4/10
Tries too hard to be profound
8 February 2020
Warning: Spoilers
This movie starts intriguingly and shockingly, but it spirals pretty much downhill from there.

I am a lover of Iceland, and visit the country each winter. This movie brings out the arctic nation's exquisite geography beautifully. I am also a fan of Icelandic box-office favorite Ingvar Sigurdsson, who plays angry widower Ingimundur and shows off his body quite stunningly in a couple of shower scenes.

However, the story line here is weak and drawn-out, and the characterizations are shallow. Still, given my interest in the country and its language, I'm glad I got to see this during a special screening at New York City's Scandinavian House.

We have the story here of retired cop Ingimundur, a recent widower whose most significant remaining relationship is with his eight-year-old granddaughter, Salka (Ida Mekkin Hlynsdottir).

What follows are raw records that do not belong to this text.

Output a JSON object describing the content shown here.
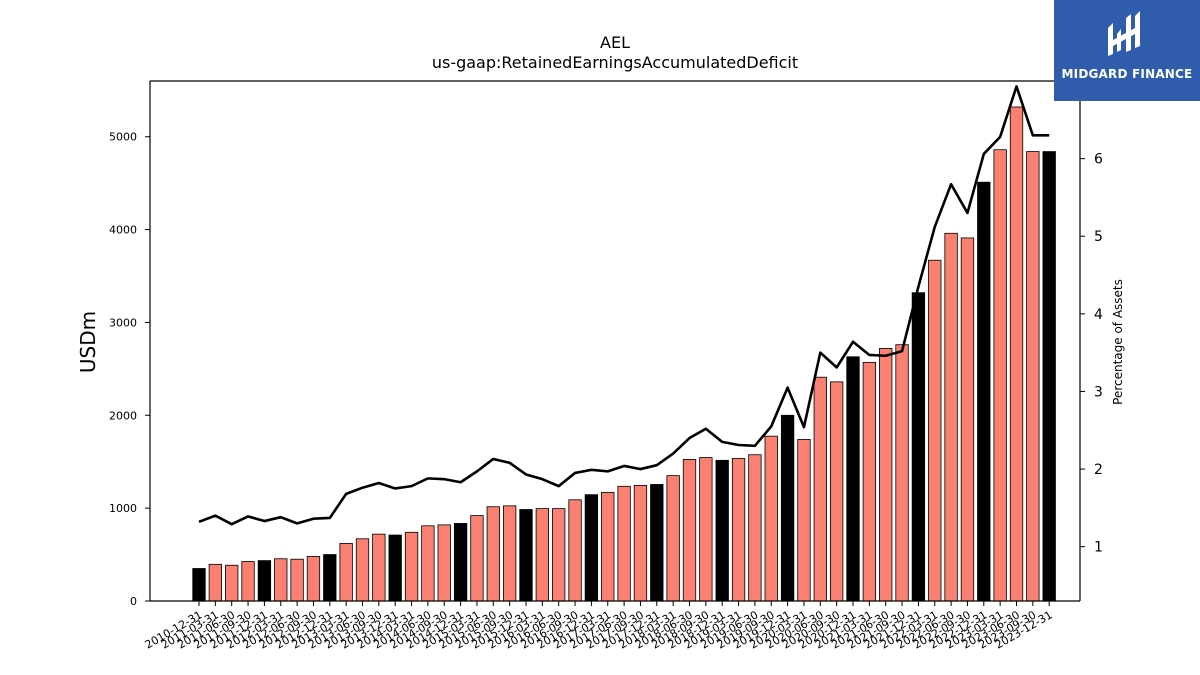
{
  "brand": {
    "name": "MIDGARD FINANCE",
    "color": "#2f5cab"
  },
  "chart_data": {
    "type": "bar",
    "title": "AEL",
    "subtitle": "us-gaap:RetainedEarningsAccumulatedDeficit",
    "ylabel": "USDm",
    "y2label": "Percentage of Assets",
    "ylim": [
      0,
      5600
    ],
    "y2lim": [
      0.3,
      7.0
    ],
    "yticks": [
      0,
      1000,
      2000,
      3000,
      4000,
      5000
    ],
    "y2ticks": [
      1,
      2,
      3,
      4,
      5,
      6
    ],
    "colors": {
      "year_end": "#000000",
      "quarter": "#fa8072",
      "line": "#000000"
    },
    "categories": [
      "2010-12-31",
      "2011-03-31",
      "2011-06-30",
      "2011-09-30",
      "2011-12-31",
      "2012-03-31",
      "2012-06-30",
      "2012-09-30",
      "2012-12-31",
      "2013-03-31",
      "2013-06-30",
      "2013-09-30",
      "2013-12-31",
      "2014-03-31",
      "2014-06-30",
      "2014-09-30",
      "2014-12-31",
      "2015-03-31",
      "2015-06-30",
      "2015-09-30",
      "2015-12-31",
      "2016-03-31",
      "2016-06-30",
      "2016-09-30",
      "2016-12-31",
      "2017-03-31",
      "2017-06-30",
      "2017-09-30",
      "2017-12-31",
      "2018-03-31",
      "2018-06-30",
      "2018-09-30",
      "2018-12-31",
      "2019-03-31",
      "2019-06-30",
      "2019-09-30",
      "2019-12-31",
      "2020-03-31",
      "2020-06-30",
      "2020-09-30",
      "2020-12-31",
      "2021-03-31",
      "2021-06-30",
      "2021-09-30",
      "2021-12-31",
      "2022-03-31",
      "2022-06-30",
      "2022-09-30",
      "2022-12-31",
      "2023-03-31",
      "2023-06-30",
      "2023-09-30",
      "2023-12-31"
    ],
    "series": [
      {
        "values": [
          350,
          395,
          385,
          425,
          435,
          455,
          450,
          480,
          500,
          620,
          670,
          720,
          710,
          740,
          810,
          820,
          835,
          920,
          1015,
          1025,
          985,
          995,
          995,
          1090,
          1145,
          1170,
          1235,
          1245,
          1255,
          1350,
          1525,
          1545,
          1515,
          1535,
          1575,
          1775,
          2000,
          1740,
          2410,
          2360,
          2630,
          2570,
          2720,
          2760,
          3320,
          3670,
          3960,
          3910,
          4510,
          4860,
          5320,
          4840,
          4840
        ],
        "kind": "bar"
      },
      {
        "values": [
          1.32,
          1.4,
          1.29,
          1.39,
          1.33,
          1.38,
          1.3,
          1.36,
          1.37,
          1.68,
          1.76,
          1.82,
          1.75,
          1.78,
          1.88,
          1.87,
          1.83,
          1.97,
          2.13,
          2.08,
          1.93,
          1.87,
          1.78,
          1.95,
          1.99,
          1.97,
          2.04,
          2.0,
          2.05,
          2.2,
          2.4,
          2.52,
          2.35,
          2.31,
          2.3,
          2.55,
          3.05,
          2.54,
          3.5,
          3.31,
          3.64,
          3.47,
          3.46,
          3.52,
          4.35,
          5.12,
          5.67,
          5.3,
          6.06,
          6.28,
          6.93,
          6.3,
          6.3
        ],
        "kind": "line",
        "axis": "percent"
      }
    ],
    "grid": false,
    "legend": "none"
  }
}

Through means that are not very clear, he begins to suspect that his late wife was having an affair with a guy on his soccer team. Ingimundur confronts the man who cuckolded him in a crude and primitive manner that felt jarring in an Icelandic film, and more suited to a thriller from America or some other more corrupt locale.

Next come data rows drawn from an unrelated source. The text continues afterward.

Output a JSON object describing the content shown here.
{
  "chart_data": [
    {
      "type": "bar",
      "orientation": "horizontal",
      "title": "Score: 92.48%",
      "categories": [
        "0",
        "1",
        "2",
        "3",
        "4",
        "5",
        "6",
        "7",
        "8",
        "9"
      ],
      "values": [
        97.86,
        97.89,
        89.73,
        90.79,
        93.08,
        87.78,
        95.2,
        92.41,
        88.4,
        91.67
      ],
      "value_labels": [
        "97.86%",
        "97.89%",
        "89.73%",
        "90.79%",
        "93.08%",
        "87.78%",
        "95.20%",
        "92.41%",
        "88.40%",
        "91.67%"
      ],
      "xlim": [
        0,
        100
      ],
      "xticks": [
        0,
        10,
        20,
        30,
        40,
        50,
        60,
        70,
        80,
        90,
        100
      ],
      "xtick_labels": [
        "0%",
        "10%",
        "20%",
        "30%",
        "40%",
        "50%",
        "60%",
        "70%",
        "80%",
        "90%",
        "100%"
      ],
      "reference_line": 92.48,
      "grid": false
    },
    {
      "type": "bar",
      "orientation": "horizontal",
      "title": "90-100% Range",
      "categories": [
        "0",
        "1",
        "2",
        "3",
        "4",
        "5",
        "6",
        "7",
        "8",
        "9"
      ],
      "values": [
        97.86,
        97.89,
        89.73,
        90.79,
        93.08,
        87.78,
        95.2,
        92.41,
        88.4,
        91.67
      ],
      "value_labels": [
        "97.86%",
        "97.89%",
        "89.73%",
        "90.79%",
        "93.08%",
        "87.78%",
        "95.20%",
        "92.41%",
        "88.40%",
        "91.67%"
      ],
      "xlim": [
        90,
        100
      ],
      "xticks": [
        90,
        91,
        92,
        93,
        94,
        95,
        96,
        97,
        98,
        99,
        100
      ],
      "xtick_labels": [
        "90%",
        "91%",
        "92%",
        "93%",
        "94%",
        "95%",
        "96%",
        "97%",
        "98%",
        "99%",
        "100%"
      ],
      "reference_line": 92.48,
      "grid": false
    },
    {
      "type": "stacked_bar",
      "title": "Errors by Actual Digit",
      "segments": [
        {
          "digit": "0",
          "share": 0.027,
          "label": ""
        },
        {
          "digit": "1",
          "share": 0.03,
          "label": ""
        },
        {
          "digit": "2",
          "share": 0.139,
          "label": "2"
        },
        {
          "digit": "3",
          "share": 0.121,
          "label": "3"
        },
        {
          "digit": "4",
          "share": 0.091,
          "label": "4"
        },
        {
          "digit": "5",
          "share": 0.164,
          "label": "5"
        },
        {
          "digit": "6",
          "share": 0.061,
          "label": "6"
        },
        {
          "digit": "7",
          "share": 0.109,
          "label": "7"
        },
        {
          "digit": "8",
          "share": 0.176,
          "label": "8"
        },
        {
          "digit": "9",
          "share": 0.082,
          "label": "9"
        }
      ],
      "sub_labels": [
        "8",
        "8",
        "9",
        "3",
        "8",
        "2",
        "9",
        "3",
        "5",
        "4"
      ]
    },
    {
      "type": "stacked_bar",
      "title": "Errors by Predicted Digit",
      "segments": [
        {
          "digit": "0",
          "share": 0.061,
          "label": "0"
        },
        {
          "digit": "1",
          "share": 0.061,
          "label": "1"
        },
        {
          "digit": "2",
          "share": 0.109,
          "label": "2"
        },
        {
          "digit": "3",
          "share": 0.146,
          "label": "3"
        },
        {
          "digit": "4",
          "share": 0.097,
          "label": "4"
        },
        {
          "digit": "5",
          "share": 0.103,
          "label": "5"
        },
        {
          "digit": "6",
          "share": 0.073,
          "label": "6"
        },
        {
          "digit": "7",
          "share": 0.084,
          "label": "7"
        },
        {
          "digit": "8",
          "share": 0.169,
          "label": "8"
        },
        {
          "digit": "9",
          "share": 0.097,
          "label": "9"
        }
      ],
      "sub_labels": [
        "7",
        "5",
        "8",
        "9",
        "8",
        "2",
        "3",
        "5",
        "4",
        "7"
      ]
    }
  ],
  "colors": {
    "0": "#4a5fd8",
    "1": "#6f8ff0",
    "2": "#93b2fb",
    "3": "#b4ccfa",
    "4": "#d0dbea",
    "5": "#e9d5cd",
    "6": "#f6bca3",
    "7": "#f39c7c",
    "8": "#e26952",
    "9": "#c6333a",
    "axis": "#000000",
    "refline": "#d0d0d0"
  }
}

This movie is full of filler that does nothing to enrich the film. For example, Ingimundur's car gets hit by a jagged chunk of rock and we take time out to watch him hurl it over the side of a mountain to its fjord-bottom resting spot. Guess that's supposed to remind us of his wife's sad fate. Deep!

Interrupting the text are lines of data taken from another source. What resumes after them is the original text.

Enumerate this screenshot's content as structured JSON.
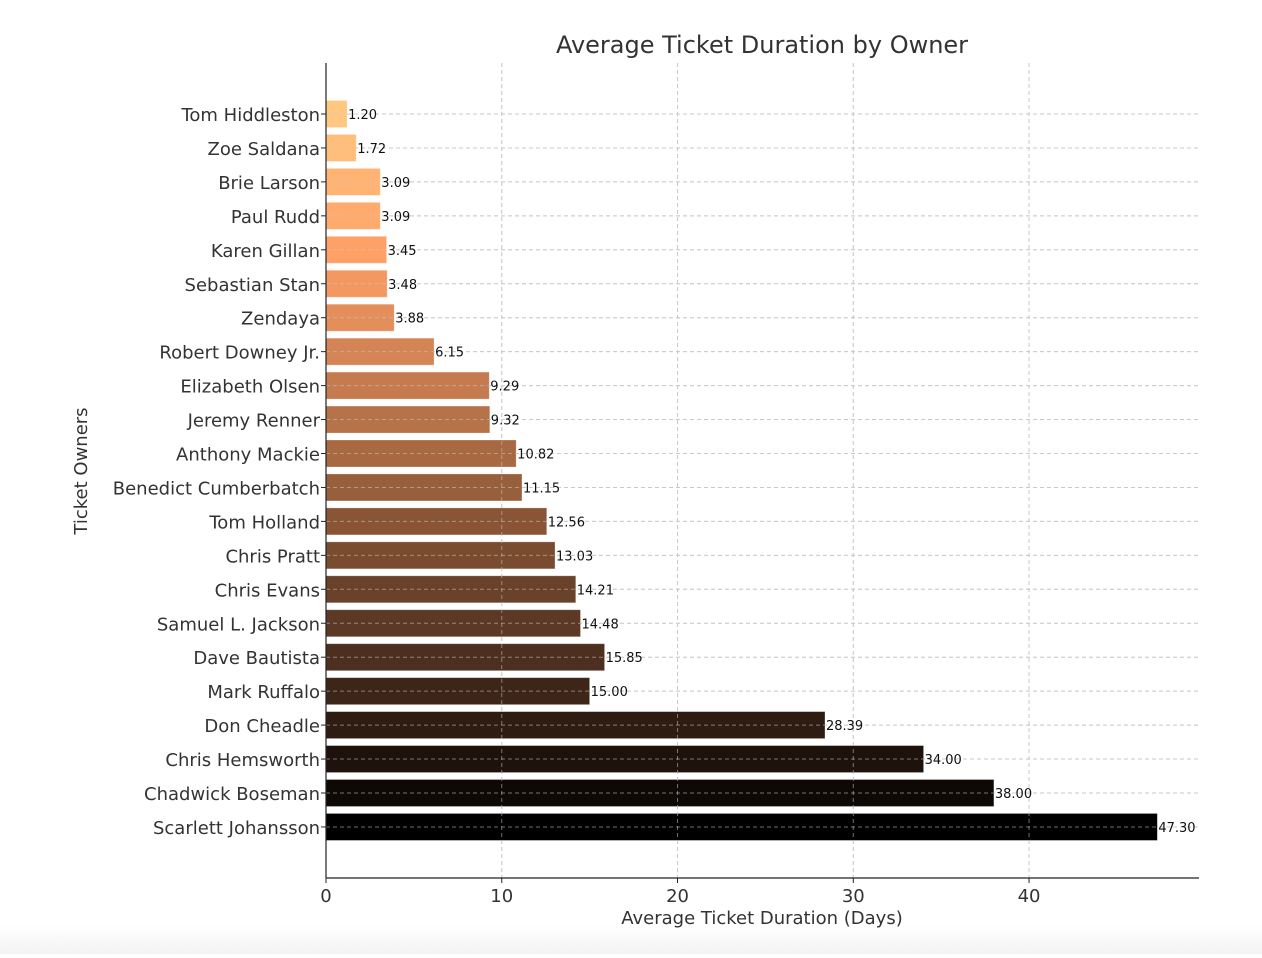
{
  "chart_data": {
    "type": "bar",
    "orientation": "horizontal",
    "title": "Average Ticket Duration by Owner",
    "xlabel": "Average Ticket Duration (Days)",
    "ylabel": "Ticket Owners",
    "xlim": [
      0,
      49.67
    ],
    "xticks": [
      0,
      10,
      20,
      30,
      40
    ],
    "grid": true,
    "colormap": "copper_r",
    "colors": {
      "start": "#ffc77f",
      "end": "#000000",
      "text": "#333333",
      "axis": "#222222",
      "grid": "#cccccc"
    },
    "categories": [
      "Tom Hiddleston",
      "Zoe Saldana",
      "Brie Larson",
      "Paul Rudd",
      "Karen Gillan",
      "Sebastian Stan",
      "Zendaya",
      "Robert Downey Jr.",
      "Elizabeth Olsen",
      "Jeremy Renner",
      "Anthony Mackie",
      "Benedict Cumberbatch",
      "Tom Holland",
      "Chris Pratt",
      "Chris Evans",
      "Samuel L. Jackson",
      "Dave Bautista",
      "Mark Ruffalo",
      "Don Cheadle",
      "Chris Hemsworth",
      "Chadwick Boseman",
      "Scarlett Johansson"
    ],
    "values": [
      1.2,
      1.72,
      3.09,
      3.09,
      3.45,
      3.48,
      3.88,
      6.15,
      9.29,
      9.32,
      10.82,
      11.15,
      12.56,
      13.03,
      14.21,
      14.48,
      15.85,
      15.0,
      28.39,
      34.0,
      38.0,
      47.3
    ],
    "value_labels": [
      "1.20",
      "1.72",
      "3.09",
      "3.09",
      "3.45",
      "3.48",
      "3.88",
      "6.15",
      "9.29",
      "9.32",
      "10.82",
      "11.15",
      "12.56",
      "13.03",
      "14.21",
      "14.48",
      "15.85",
      "15.00",
      "28.39",
      "34.00",
      "38.00",
      "47.30"
    ]
  }
}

There were many other time-wasting passages in this film, and I'm surprised an actor of Sigurdsson's stature dignified this production by accepting this role.

The movie seems particularly weak in its characterizations of women, and it ends with some gratuitous female full-frontal nudity. (Incredibly, young actress Ida also flashes a millisecond of flesh.)

Ostensibly, this is a movie about an inarticulate man coming to terms with grief. In the end, however, it was "svolítið af geispa" (a bit of a yawn).